Australian Open, è sempre Serena. Travolge la Radwanska e approda in finale

La n.1 al mondo distrugge la polacca e conquista l'ultimo atto a Melbourne.

Australian Open, è sempre Serena. Travolge la Radwanska e approda in finale
Australian Open, è sempre Serena. Travolge la Radwanska e approda in finale

Serena Williams si impone in due set - 60 64 - e approda in finale nel primo Slam dell'anno, in corso di svolgimento a Melbourne. Prova di forza quella di Serena, opposta alla polacca Radwanska. La n.1 al mondo disinnesca la varietà di Aga senza particolari problemi, specie in un primo set che ha le sembianze di una lezione. "Quando gioca il suo tennis è di un altro livello", il commento di Agnieszka al termine della partita. 

La Williams mostra la giusta attenzione fin dai primi scambi, colpisce con potenza e precisione, àncorando la Radwanska alla riga di fondo. Il piano partita di Aga salta agli albori della contesa. Il repertorio, ampio, non basta per calmare la furia di Serena, perché la Williams non lascia nulla col servizio - 88% di punti con la prima - e chiude rapidamente a rete sfruttando l'abbrivio di una battuta ingiocabile. 25 incursioni nei pressi del net, solo 6 per la polacca. 

In risposta, la musica non cambia. La Radwanska - imbattuta in questo scorcio di stagione - non riesce a guadagnare vantaggio, è anzi sempre in difetto, di rincorsa. Poco sopra al 50% con la prima Aga, addirittura al 33% con la seconda. Serena si accende quando il punto è importante, concretizza ogni apertura e rapidamente sale 60. 

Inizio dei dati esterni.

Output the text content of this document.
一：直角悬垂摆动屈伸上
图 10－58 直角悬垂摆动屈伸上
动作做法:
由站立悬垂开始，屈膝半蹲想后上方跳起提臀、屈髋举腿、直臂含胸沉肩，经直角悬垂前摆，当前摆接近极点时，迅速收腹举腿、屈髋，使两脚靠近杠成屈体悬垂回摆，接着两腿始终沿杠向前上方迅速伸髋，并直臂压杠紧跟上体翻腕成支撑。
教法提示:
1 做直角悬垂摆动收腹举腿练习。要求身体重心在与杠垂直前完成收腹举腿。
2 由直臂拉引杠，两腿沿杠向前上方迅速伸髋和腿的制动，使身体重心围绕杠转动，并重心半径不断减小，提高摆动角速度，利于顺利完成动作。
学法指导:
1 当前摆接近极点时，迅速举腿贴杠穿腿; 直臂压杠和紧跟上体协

Nel secondo, complice un leggero calo della n.1 al mondo, la Radwanska prova a giocare spalla a spalla, in attesa di uno spiraglio. Per la prima volta, la Williams concede il servizio, palesando qualche problema senza la prima. Si arriva nella zona mediana del set in perfetto equilibrio. 33. Qui, prepotente, l'urlo di Serena. Una scarica in battuta, un terremoto che travolge Agnieszka. Rottura e chiusura, la Williams approda in finale, da favorita. 63. Ingiocabile.  

I numeri confortano l'assunto, 42 vincenti a 4, una marcia da regina.